Theresa flinched at the mention and winced in hopelessness, glancing down at her dress, then instinctively adjusting the hem of her vest. The floral patterns, the puffed sleeves — all that tacky pastel “femininity” she was forced to wear every single day.
— I didn’t… — she began, but stopped short, unsure how to finish. What? Didn’t mean to? Didn’t do it on purpose? Didn’t have time to pull her knees together?
— Silence is golden, Theresa, — Henderson cut her off. — Go wash your face. And if in fifteen minutes you don’t look like a lady, I’m making an appointment with the doctor. Maybe it’s your nerves. Or God forbid — hysteria.

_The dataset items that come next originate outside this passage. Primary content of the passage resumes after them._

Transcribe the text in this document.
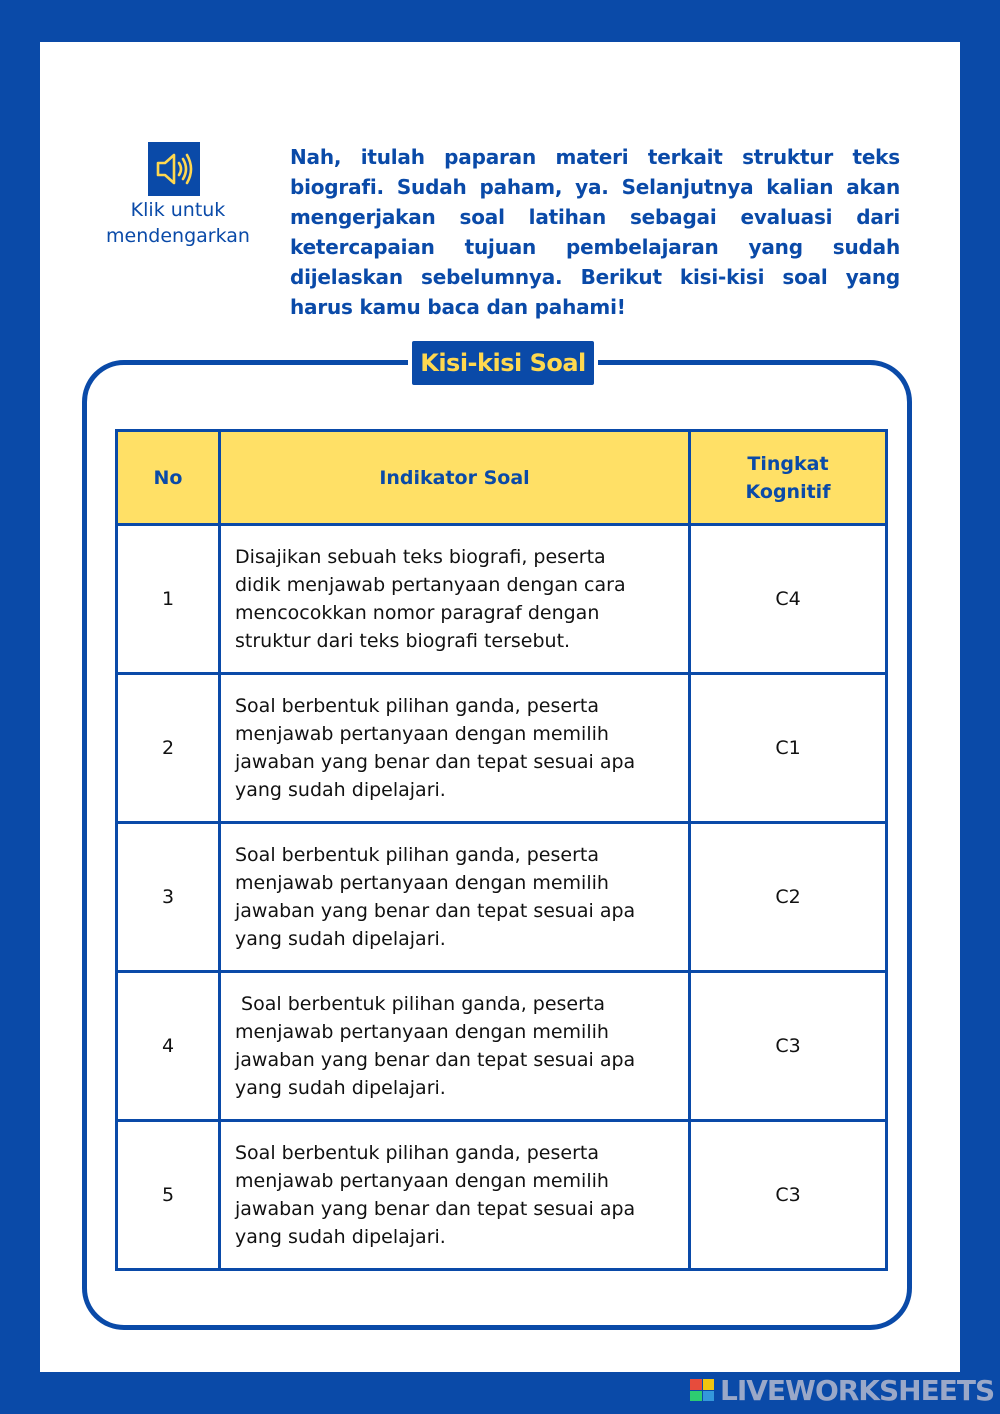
Klik untuk
mendengarkan

Nah, itulah paparan materi terkait struktur teks biografi. Sudah paham, ya. Selanjutnya kalian akan mengerjakan soal latihan sebagai evaluasi dari ketercapaian tujuan pembelajaran yang sudah dijelaskan sebelumnya. Berikut kisi-kisi soal yang harus kamu baca dan pahami!

Kisi-kisi Soal
No	Indikator Soal	Tingkat
Kognitif

1	Disajikan sebuah teks biografi, peserta didik menjawab pertanyaan dengan cara mencocokkan nomor paragraf dengan struktur dari teks biografi tersebut.	C4
2	Soal berbentuk pilihan ganda, peserta menjawab pertanyaan dengan memilih jawaban yang benar dan tepat sesuai apa yang sudah dipelajari.	C1
3	Soal berbentuk pilihan ganda, peserta menjawab pertanyaan dengan memilih jawaban yang benar dan tepat sesuai apa yang sudah dipelajari.	C2
4	Soal berbentuk pilihan ganda, peserta menjawab pertanyaan dengan memilih jawaban yang benar dan tepat sesuai apa yang sudah dipelajari.	C3
5	Soal berbentuk pilihan ganda, peserta menjawab pertanyaan dengan memilih jawaban yang benar dan tepat sesuai apa yang sudah dipelajari.	C3
LIVEWORKSHEETS
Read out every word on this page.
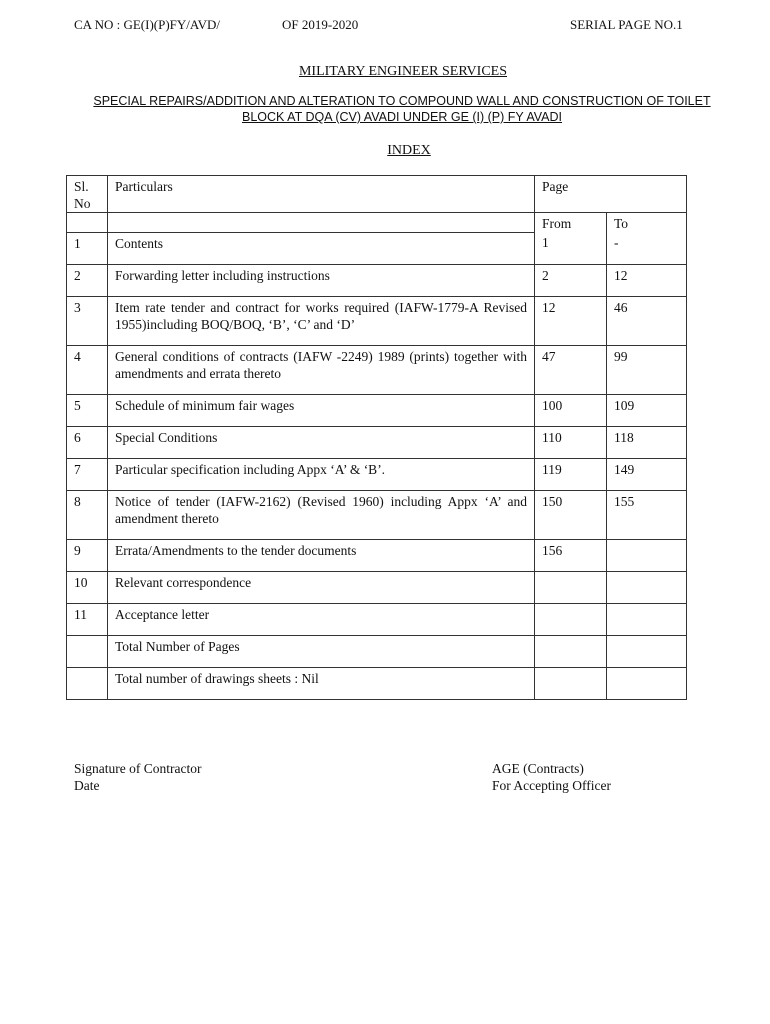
CA NO : GE(I)(P)FY/AVD/	OF 2019-2020	SERIAL PAGE NO.1
MILITARY ENGINEER SERVICES
SPECIAL REPAIRS/ADDITION AND ALTERATION TO COMPOUND WALL AND CONSTRUCTION OF TOILET BLOCK AT DQA (CV) AVADI UNDER GE (I) (P) FY AVADI
INDEX
Sl. No	Particulars	Page	
		From	To
1	Contents	1	-
2	Forwarding letter including instructions	2	12
3	Item rate tender and contract for works required (IAFW-1779-A Revised 1955)including BOQ/BOQ, ‘B’, ‘C’ and ‘D’	12	46
4	General conditions of contracts (IAFW -2249) 1989 (prints) together with amendments and errata thereto	47	99
5	Schedule of minimum fair wages	100	109
6	Special Conditions	110	118
7	Particular specification including Appx ‘A’ & ‘B’.	119	149
8	Notice of tender (IAFW-2162) (Revised 1960) including Appx ‘A’ and amendment thereto	150	155
9	Errata/Amendments to the tender documents	156	
10	Relevant correspondence		
11	Acceptance letter		
	Total Number of Pages		
	Total number of drawings sheets : Nil		
Signature of Contractor
Date
AGE (Contracts)
For Accepting Officer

Theresa stood up despite the hunger. She wanted to say something, to ask if she could at least eat first, but immediately remembered another one of her “aunt’s” favorite lines about how a woman should watch her figure. The hem of her dress clung to her hips as she pushed the chair back. God, even that movement she now tried to do the way she’d been taught — and somehow, it had already become… ceremonial. Feminine. She felt every damn thing: the weight of her tits, the squeeze of the belt, the tingling from the tight clips in her hair. Even in the bathroom, staring into the mirror, the feeling of masquerade never left her.

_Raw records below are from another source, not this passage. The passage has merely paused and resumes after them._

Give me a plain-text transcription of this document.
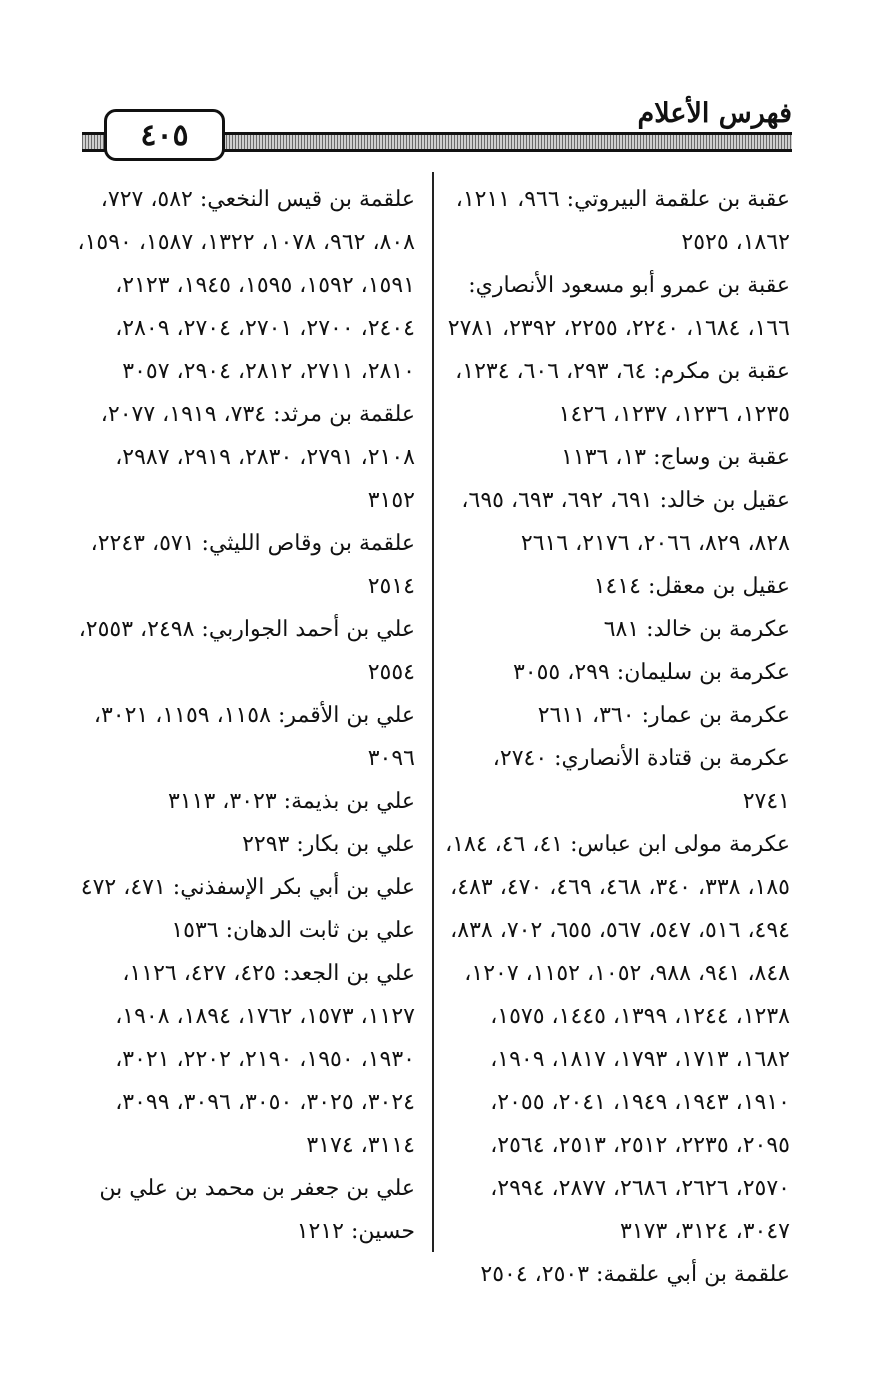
٤٠٥
فهرس الأعلام

عقبة بن علقمة البيروتي: ٩٦٦، ١٢١١، ١٨٦٢، ٢٥٢٥

عقبة بن عمرو أبو مسعود الأنصاري: ١٦٦، ١٦٨٤، ٢٢٤٠، ٢٢٥٥، ٢٣٩٢، ٢٧٨١

عقبة بن مكرم: ٦٤، ٢٩٣، ٦٠٦، ١٢٣٤، ١٢٣٥، ١٢٣٦، ١٢٣٧، ١٤٢٦

عقبة بن وساج: ١٣، ١١٣٦

عقيل بن خالد: ٦٩١، ٦٩٢، ٦٩٣، ٦٩٥، ٨٢٨، ٨٢٩، ٢٠٦٦، ٢١٧٦، ٢٦١٦

عقيل بن معقل: ١٤١٤

عكرمة بن خالد: ٦٨١

عكرمة بن سليمان: ٢٩٩، ٣٠٥٥

عكرمة بن عمار: ٣٦٠، ٢٦١١

عكرمة بن قتادة الأنصاري: ٢٧٤٠، ٢٧٤١

عكرمة مولى ابن عباس: ٤١، ٤٦، ١٨٤، ١٨٥، ٣٣٨، ٣٤٠، ٤٦٨، ٤٦٩، ٤٧٠، ٤٨٣، ٤٩٤، ٥١٦، ٥٤٧، ٥٦٧، ٦٥٥، ٧٠٢، ٨٣٨، ٨٤٨، ٩٤١، ٩٨٨، ١٠٥٢، ١١٥٢، ١٢٠٧، ١٢٣٨، ١٢٤٤، ١٣٩٩، ١٤٤٥، ١٥٧٥، ١٦٨٢، ١٧١٣، ١٧٩٣، ١٨١٧، ١٩٠٩، ١٩١٠، ١٩٤٣، ١٩٤٩، ٢٠٤١، ٢٠٥٥، ٢٠٩٥، ٢٢٣٥، ٢٥١٢، ٢٥١٣، ٢٥٦٤، ٢٥٧٠، ٢٦٢٦، ٢٦٨٦، ٢٨٧٧، ٢٩٩٤، ٣٠٤٧، ٣١٢٤، ٣١٧٣

علقمة بن أبي علقمة: ٢٥٠٣، ٢٥٠٤

علقمة بن قيس النخعي: ٥٨٢، ٧٢٧، ٨٠٨، ٩٦٢، ١٠٧٨، ١٣٢٢، ١٥٨٧، ١٥٩٠، ١٥٩١، ١٥٩٢، ١٥٩٥، ١٩٤٥، ٢١٢٣، ٢٤٠٤، ٢٧٠٠، ٢٧٠١، ٢٧٠٤، ٢٨٠٩، ٢٨١٠، ٢٧١١، ٢٨١٢، ٢٩٠٤، ٣٠٥٧

علقمة بن مرثد: ٧٣٤، ١٩١٩، ٢٠٧٧، ٢١٠٨، ٢٧٩١، ٢٨٣٠، ٢٩١٩، ٢٩٨٧، ٣١٥٢

علقمة بن وقاص الليثي: ٥٧١، ٢٢٤٣، ٢٥١٤

علي بن أحمد الجواربي: ٢٤٩٨، ٢٥٥٣، ٢٥٥٤

علي بن الأقمر: ١١٥٨، ١١٥٩، ٣٠٢١، ٣٠٩٦

علي بن بذيمة: ٣٠٢٣، ٣١١٣

علي بن بكار: ٢٢٩٣

علي بن أبي بكر الإسفذني: ٤٧١، ٤٧٢

علي بن ثابت الدهان: ١٥٣٦

علي بن الجعد: ٤٢٥، ٤٢٧، ١١٢٦، ١١٢٧، ١٥٧٣، ١٧٦٢، ١٨٩٤، ١٩٠٨، ١٩٣٠، ١٩٥٠، ٢١٩٠، ٢٢٠٢، ٣٠٢١، ٣٠٢٤، ٣٠٢٥، ٣٠٥٠، ٣٠٩٦، ٣٠٩٩، ٣١١٤، ٣١٧٤

علي بن جعفر بن محمد بن علي بن حسين: ١٢١٢
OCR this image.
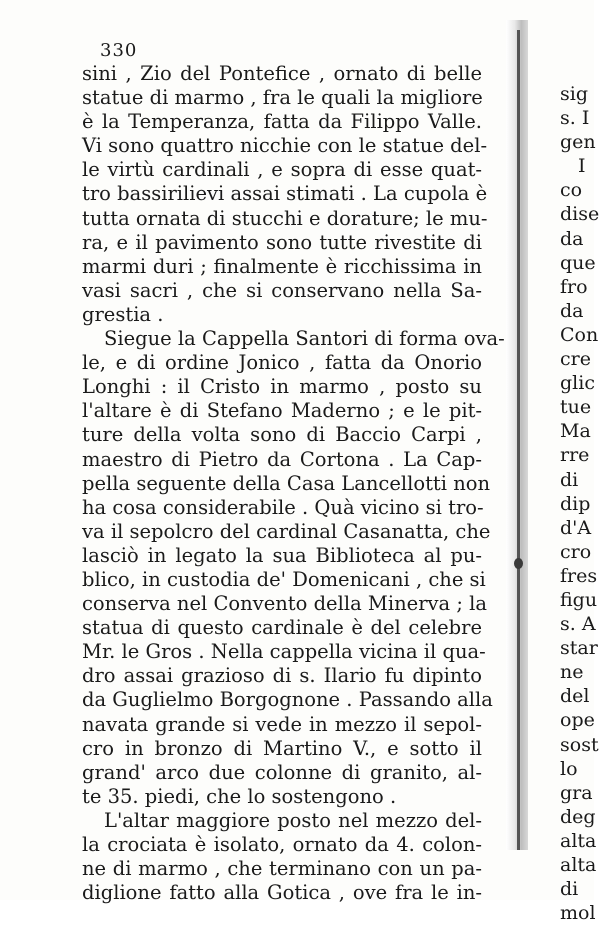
330
sini , Zio del Pontefice , ornato di belle
statue di marmo , fra le quali la migliore
è la Temperanza, fatta da Filippo Valle.
Vi sono quattro nicchie con le statue del-
le virtù cardinali , e sopra di esse quat-
tro bassirilievi assai stimati . La cupola è
tutta ornata di stucchi e dorature; le mu-
ra, e il pavimento sono tutte rivestite di
marmi duri ; finalmente è ricchissima in
vasi sacri , che si conservano nella Sa-
grestia .
Siegue la Cappella Santori di forma ova-
le, e di ordine Jonico , fatta da Onorio
Longhi : il Cristo in marmo , posto su
l'altare è di Stefano Maderno ; e le pit-
ture della volta sono di Baccio Carpi ,
maestro di Pietro da Cortona . La Cap-
pella seguente della Casa Lancellotti non
ha cosa considerabile . Quà vicino si tro-
va il sepolcro del cardinal Casanatta, che
lasciò in legato la sua Biblioteca al pu-
blico, in custodia de' Domenicani , che si
conserva nel Convento della Minerva ; la
statua di questo cardinale è del celebre
Mr. le Gros . Nella cappella vicina il qua-
dro assai grazioso di s. Ilario fu dipinto
da Guglielmo Borgognone . Passando alla
navata grande si vede in mezzo il sepol-
cro in bronzo di Martino V., e sotto il
grand' arco due colonne di granito, al-
te 35. piedi, che lo sostengono .
L'altar maggiore posto nel mezzo del-
la crociata è isolato, ornato da 4. colon-
ne di marmo , che terminano con un pa-
diglione fatto alla Gotica , ove fra le in-
sig
s. I
gen
I
co
dise
da
que
fro
da
Con
cre
glic
tue
Ma
rre
di
dip
d'A
cro
fres
figu
s. A
star
ne
del
ope
sost
lo
gra
deg
alta
alta
di
mol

— Fucking… hell — she whispered, looking at herself. — Is this forever?
Mary Henderson was the widow of a district judge, living in the suburbs of Atlanta, in a proper house with curtains and geraniums. She had a reputation as a “woman of principles” and absolute faith that “a girl’s goal is to get married, not laze around.” That’s why Theresa now had a schedule: Wednesdays — sewing lessons with Miss Edna, Saturdays — baking at the church. And Sundays — family dinners, where old men squinted at her cleavage and said, “Mary, what a lovely niece you have…”

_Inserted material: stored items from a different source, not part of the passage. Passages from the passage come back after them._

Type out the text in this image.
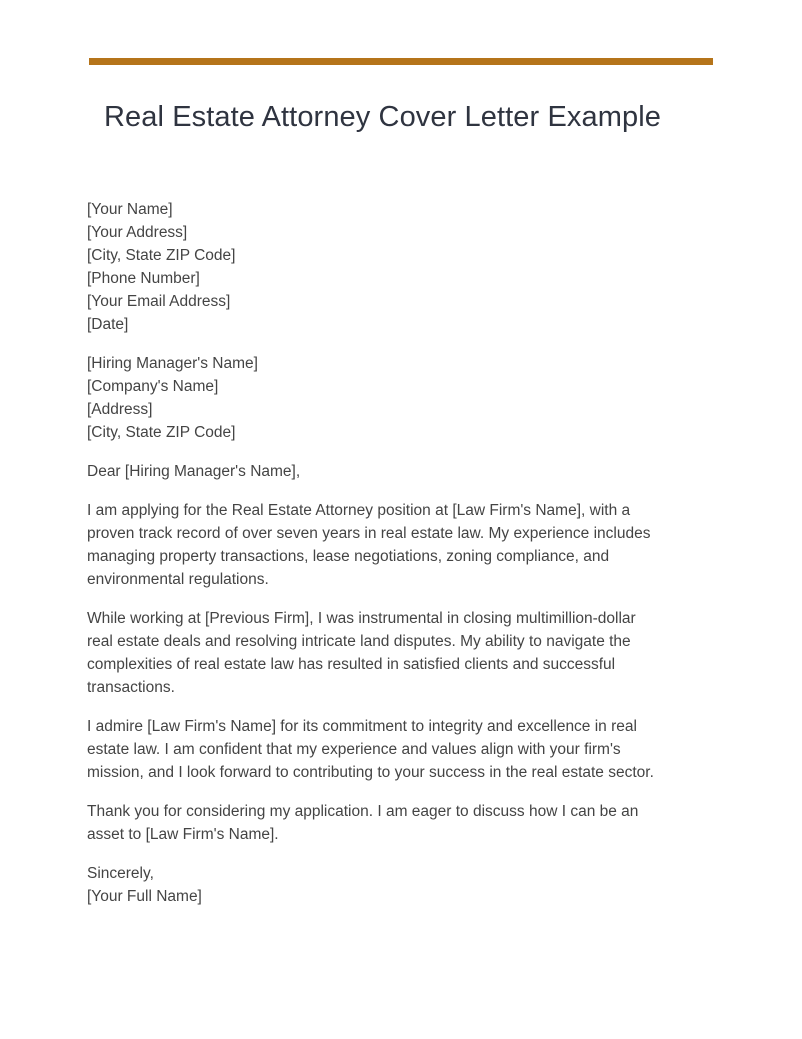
Real Estate Attorney Cover Letter Example
[Your Name]
[Your Address]
[City, State ZIP Code]
[Phone Number]
[Your Email Address]
[Date]
[Hiring Manager's Name]
[Company's Name]
[Address]
[City, State ZIP Code]
Dear [Hiring Manager's Name],
I am applying for the Real Estate Attorney position at [Law Firm's Name], with a
proven track record of over seven years in real estate law. My experience includes
managing property transactions, lease negotiations, zoning compliance, and
environmental regulations.
While working at [Previous Firm], I was instrumental in closing multimillion-dollar
real estate deals and resolving intricate land disputes. My ability to navigate the
complexities of real estate law has resulted in satisfied clients and successful
transactions.
I admire [Law Firm's Name] for its commitment to integrity and excellence in real
estate law. I am confident that my experience and values align with your firm's
mission, and I look forward to contributing to your success in the real estate sector.
Thank you for considering my application. I am eager to discuss how I can be an
asset to [Law Firm's Name].
Sincerely,
[Your Full Name]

Every day felt like a trial. Her memories of beer, jokes, and the roaring motorcycle now seemed like a dream. And with each passing day, they faded more and more.
— You still standing there like a statue? — came Henderson’s voice from the kitchen. — God almighty, Theresa! What do you think you’re doing?!
— Coming — Theresa replied and immediately flinched again at the sound of her own voice.
Tom inside her wanted to scream, while Theresa obediently lowered her eyes and fixed her hair. Everyone here really did know their place. Especially her.